Les faux semblants du Front National et Les droites extrêmes en Europe analysent l’extrême droite à l’échelle nationale et internationale. Au niveau local comme à l’échelle européenne ou nationale pour la France, l’extrême droite dont le Front National (FN) est la vitrine s’est institutionnalisée au point d’être considérée comme un objet universitaire à part entière.

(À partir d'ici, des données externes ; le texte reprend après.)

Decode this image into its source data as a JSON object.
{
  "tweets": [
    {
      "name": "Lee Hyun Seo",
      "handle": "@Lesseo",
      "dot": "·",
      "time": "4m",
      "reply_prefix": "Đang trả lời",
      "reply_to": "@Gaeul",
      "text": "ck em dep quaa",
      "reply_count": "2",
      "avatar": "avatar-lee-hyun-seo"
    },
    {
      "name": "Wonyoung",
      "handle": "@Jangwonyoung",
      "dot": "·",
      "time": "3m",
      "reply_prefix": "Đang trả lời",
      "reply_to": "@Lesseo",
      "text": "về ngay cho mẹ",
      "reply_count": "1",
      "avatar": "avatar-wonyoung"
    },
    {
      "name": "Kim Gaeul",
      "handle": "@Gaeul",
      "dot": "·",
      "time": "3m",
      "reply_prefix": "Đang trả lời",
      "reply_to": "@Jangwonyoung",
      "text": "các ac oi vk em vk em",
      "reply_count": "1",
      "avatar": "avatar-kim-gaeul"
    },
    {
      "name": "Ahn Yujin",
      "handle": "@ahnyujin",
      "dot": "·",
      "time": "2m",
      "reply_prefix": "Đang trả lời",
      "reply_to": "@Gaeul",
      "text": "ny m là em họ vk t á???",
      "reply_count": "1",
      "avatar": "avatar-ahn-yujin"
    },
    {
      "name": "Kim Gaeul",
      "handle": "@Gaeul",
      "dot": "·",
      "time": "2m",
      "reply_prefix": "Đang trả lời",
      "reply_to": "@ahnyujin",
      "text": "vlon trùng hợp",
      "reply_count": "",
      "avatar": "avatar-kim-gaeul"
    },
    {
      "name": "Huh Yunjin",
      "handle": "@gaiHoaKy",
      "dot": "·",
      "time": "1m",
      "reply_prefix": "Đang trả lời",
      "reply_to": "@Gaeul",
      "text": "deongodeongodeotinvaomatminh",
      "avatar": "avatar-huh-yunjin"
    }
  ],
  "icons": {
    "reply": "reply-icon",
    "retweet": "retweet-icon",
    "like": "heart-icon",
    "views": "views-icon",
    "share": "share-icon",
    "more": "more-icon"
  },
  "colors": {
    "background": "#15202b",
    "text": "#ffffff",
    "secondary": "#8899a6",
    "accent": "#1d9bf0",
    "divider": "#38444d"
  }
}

Si le FN a toujours retenu l’attention des politistes, il est aujourd’hui l’objet deux colloques dont les actes sont publiés aujourd’hui en un volume.  Ainsi le parti d’extrême droite est presque devenu un objet d’étude normal, d’autant plus qu’il ne tient plus aujourd’hui à contredire ses scrutateurs, ni à imposer une doxa historique cherchant à légitimer son histoire. En effet, contrairement à l’autre grand parti qui s’est érigé sur les votes populaires – le PCF –, il ne cherche pas à s’imposer comme le représentant unique d’une classe : au contraire, il réclame le statut de représentant de la nation, en revendiquant les éléments les plus hétéroclites du récit national, de Charles Martel à Valmy, de Jeanne D’Arc à la Fête de la Fédération.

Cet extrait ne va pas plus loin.